Durante cerca de sete horas, a tripulação passou por uma janela rara da exploração espacial, vendo um lado da Lua que nunca é visível da Terra.
Os detalhes e as reações dos astronautas foram relatados em imagens e mensagens que viralizaram nas redes sociais, conforme informação divulgada pelo g1
Como foi o momento do recorde e a proximidade com a Lua
Pela rota da missão, os quatro integrantes da Artemis II se tornaram, por volta das 15h pelo horário de Brasília, os primeiros seres humanos a alcançar o ponto mais distante do planeta, exatos 406.777 km de distância do nosso planeta, 6.606 km mais longe do que chegou a Apollo 13 de Lovell.

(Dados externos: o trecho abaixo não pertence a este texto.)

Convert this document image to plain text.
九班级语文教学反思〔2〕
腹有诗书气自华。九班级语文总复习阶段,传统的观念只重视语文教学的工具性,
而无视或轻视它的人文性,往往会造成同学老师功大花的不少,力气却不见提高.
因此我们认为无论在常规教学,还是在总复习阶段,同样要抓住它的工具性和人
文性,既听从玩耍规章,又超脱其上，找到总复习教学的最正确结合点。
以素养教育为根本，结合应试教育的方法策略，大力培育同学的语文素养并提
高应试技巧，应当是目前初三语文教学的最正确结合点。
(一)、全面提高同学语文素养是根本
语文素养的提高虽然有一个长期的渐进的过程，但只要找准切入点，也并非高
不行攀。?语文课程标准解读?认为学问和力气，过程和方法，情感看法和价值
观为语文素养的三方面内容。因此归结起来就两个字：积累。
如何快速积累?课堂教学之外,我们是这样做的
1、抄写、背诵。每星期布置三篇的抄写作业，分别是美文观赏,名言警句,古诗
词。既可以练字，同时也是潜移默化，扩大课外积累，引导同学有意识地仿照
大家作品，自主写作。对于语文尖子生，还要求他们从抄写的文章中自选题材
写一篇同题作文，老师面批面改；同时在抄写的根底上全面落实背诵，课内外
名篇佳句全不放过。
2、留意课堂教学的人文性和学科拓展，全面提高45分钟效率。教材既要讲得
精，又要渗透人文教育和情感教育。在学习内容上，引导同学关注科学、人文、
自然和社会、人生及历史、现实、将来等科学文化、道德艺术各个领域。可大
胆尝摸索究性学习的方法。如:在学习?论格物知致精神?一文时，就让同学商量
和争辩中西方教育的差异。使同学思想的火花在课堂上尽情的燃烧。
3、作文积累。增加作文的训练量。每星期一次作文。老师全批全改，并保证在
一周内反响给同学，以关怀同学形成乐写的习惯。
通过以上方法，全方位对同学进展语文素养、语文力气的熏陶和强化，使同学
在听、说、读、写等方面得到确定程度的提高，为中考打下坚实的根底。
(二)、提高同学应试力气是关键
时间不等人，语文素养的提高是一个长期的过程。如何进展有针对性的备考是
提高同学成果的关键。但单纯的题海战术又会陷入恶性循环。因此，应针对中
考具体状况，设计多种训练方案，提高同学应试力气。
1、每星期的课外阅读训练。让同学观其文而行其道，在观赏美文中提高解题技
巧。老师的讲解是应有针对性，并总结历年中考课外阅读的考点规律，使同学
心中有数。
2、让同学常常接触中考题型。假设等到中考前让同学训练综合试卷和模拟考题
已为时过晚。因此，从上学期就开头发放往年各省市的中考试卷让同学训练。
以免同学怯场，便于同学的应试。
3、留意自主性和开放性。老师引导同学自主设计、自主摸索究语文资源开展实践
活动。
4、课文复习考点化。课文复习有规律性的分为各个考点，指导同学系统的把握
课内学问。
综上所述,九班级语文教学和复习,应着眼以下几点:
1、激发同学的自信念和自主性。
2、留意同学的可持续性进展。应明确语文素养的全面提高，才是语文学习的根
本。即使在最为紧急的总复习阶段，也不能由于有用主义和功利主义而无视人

Às 19h27 no horário de Nova York, 20h27 pelo horário de Brasília, a nave Orion reestabeleceu contato com a Terra, e apenas um minuto depois os astronautas puderam ouvir vozes do controle.

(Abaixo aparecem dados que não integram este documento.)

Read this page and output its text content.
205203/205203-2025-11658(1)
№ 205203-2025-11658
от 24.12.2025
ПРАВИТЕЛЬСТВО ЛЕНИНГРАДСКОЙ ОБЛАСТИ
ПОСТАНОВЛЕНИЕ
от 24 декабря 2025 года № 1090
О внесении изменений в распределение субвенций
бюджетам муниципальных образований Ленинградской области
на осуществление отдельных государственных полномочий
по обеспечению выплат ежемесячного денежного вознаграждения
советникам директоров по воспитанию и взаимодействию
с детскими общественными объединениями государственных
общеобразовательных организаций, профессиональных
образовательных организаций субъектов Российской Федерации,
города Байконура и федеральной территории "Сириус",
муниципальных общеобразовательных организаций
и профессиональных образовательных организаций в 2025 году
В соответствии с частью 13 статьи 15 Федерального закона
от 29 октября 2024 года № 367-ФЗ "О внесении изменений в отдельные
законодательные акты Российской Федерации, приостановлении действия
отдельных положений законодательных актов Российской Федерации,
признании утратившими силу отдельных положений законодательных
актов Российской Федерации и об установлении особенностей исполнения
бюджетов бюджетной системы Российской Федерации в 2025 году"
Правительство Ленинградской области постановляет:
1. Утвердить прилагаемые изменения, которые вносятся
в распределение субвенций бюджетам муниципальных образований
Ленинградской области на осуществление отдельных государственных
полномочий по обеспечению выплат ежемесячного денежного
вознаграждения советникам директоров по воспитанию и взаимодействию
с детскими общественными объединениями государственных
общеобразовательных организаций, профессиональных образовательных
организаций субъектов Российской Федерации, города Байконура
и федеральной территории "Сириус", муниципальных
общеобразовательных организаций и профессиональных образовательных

Antes disso, a Lua havia ficado entre a Orion e a Terra, interrompendo as comunicações por cerca de 40 minutos, quando as ondas de rádio não conseguiam atravessar o obstáculo celestial.

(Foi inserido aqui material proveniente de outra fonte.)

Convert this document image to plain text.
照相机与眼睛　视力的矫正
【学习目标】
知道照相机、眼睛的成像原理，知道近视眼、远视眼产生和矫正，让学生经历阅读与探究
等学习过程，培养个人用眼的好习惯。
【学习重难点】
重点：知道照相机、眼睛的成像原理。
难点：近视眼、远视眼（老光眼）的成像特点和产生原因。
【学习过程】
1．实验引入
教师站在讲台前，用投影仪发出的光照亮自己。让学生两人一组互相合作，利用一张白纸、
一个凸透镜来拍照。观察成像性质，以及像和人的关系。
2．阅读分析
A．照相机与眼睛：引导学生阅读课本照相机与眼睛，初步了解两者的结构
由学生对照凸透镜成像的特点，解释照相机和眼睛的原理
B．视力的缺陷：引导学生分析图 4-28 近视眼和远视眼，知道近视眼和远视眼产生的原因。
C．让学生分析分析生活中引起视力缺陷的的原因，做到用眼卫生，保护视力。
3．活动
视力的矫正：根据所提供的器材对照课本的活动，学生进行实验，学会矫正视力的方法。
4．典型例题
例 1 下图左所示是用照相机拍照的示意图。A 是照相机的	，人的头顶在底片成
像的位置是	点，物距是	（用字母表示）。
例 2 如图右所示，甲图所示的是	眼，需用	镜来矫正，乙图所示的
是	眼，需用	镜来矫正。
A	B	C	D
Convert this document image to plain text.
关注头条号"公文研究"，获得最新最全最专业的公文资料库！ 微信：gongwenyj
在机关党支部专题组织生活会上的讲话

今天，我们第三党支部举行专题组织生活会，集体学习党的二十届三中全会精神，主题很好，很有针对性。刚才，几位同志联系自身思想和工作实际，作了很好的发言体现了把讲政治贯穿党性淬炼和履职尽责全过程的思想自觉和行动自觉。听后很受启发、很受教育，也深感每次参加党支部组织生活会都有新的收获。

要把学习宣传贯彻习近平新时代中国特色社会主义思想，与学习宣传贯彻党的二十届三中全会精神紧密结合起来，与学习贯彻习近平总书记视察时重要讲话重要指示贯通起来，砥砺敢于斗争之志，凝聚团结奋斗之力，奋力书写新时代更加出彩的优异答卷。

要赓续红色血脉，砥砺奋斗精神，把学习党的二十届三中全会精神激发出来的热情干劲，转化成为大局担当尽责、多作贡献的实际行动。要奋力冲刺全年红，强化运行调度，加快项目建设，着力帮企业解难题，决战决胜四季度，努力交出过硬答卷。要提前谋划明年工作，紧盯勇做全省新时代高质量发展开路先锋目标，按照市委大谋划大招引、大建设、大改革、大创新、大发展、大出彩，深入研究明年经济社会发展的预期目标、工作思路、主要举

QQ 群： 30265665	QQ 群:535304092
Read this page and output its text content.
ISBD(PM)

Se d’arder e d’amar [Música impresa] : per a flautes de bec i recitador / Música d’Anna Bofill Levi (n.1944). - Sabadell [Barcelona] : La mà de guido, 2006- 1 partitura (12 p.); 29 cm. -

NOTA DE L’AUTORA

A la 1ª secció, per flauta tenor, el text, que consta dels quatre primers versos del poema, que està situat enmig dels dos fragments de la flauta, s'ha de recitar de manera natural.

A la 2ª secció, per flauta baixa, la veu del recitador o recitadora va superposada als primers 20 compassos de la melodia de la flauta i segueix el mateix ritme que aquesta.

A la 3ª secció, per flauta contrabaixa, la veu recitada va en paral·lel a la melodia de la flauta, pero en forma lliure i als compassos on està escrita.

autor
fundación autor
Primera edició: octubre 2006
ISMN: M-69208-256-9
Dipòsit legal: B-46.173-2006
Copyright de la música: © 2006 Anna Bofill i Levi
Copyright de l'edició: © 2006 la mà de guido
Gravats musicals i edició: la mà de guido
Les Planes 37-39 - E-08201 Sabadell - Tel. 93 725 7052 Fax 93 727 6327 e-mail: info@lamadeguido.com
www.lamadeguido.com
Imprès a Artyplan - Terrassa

O que os tripulantes viram e como reagiram
No ponto de maior aproximação, por volta das 20h01, a Orion passou a cerca de 400 km da superfície lunar, uma distância semelhante à da Estação Espacial Internacional em relação à Terra.
Os astronautas descreveram a Lua como muito próxima a ponto de parecer do tamanho de uma bola de basquete pela janela, e emocionaram-se ao ver pela primeira vez a parte oculta do satélite iluminada pelo Sol.
Em um gesto simbólico, o canadense Jeremy Hansen pediu o batismo de duas crateras, uma chamada Integrity, nome dado à cápsula, e outra chamada Caroll, em homenagem à mulher do comandante Reid Wiseman, que faleceu em 2020.
Perda de sinal, celulares a bordo e mensagens históricas
Essa missão também trouxe novidades de comunicação, pois, pela primeira vez em um voo desse tipo, a Nasa autorizou que astronautas levassem celulares, para registrar fotos e vídeos durante a viagem, dentro de limites técnicos.
Segundo a equipe, “O celular deles tem duas alterações: o bluetooth não funciona e nem o sinal de telefonia, que é para não correr o risco de alguma interferência com a espaçonave”, explicando as restrições de uso em voo.
Ao retomar o contato, houve momentos de emoção pessoal, incluindo mensagens dirigidas a familiares a bordo e saudações de ícones do passado da exploração lunar.
Jim Lovell, comandante da Apollo 8 e personagem das primeiras voltas à Lua, deixou uma mensagem aos tripulantes que foi lembrada assim, “Bem-vindos à minha antiga vizinhança. Durante a Apollo 8, tivemos a primeira visão próxima da Lua com nosso planeta. Essa visão inspirou as pessoas a se unirem e estou orgulhoso de passar o bastão para vocês. É um dia histórico. Aproveitem a vista”.
Experimentos, retorno e próximos passos da Artemis
Além do registro visual, a missão levou experimentos para avaliar efeitos da distância e da radiação sobre o corpo humano, entre eles a chamada Experiência avatar, que analisa material genético dos astronautas antes e depois do voo, para comparar possíveis alterações.
A tripulação deve retornar à Terra no dia 10 de abril, e os resultados desses exames serão fundamentais para planejar as próximas etapas do programa, inclusive a missão Artemis IV, prevista para 2028, com o objetivo final de pousar a primeira mulher na Lua.
Enquanto isso, a estratégia da Nasa de documentar a missão em detalhes, com postagens e imagens em tempo quase real, transformou a viagem em um evento seguido mundialmente, aproximando o público, sobretudo os jovens, da exploração espacial.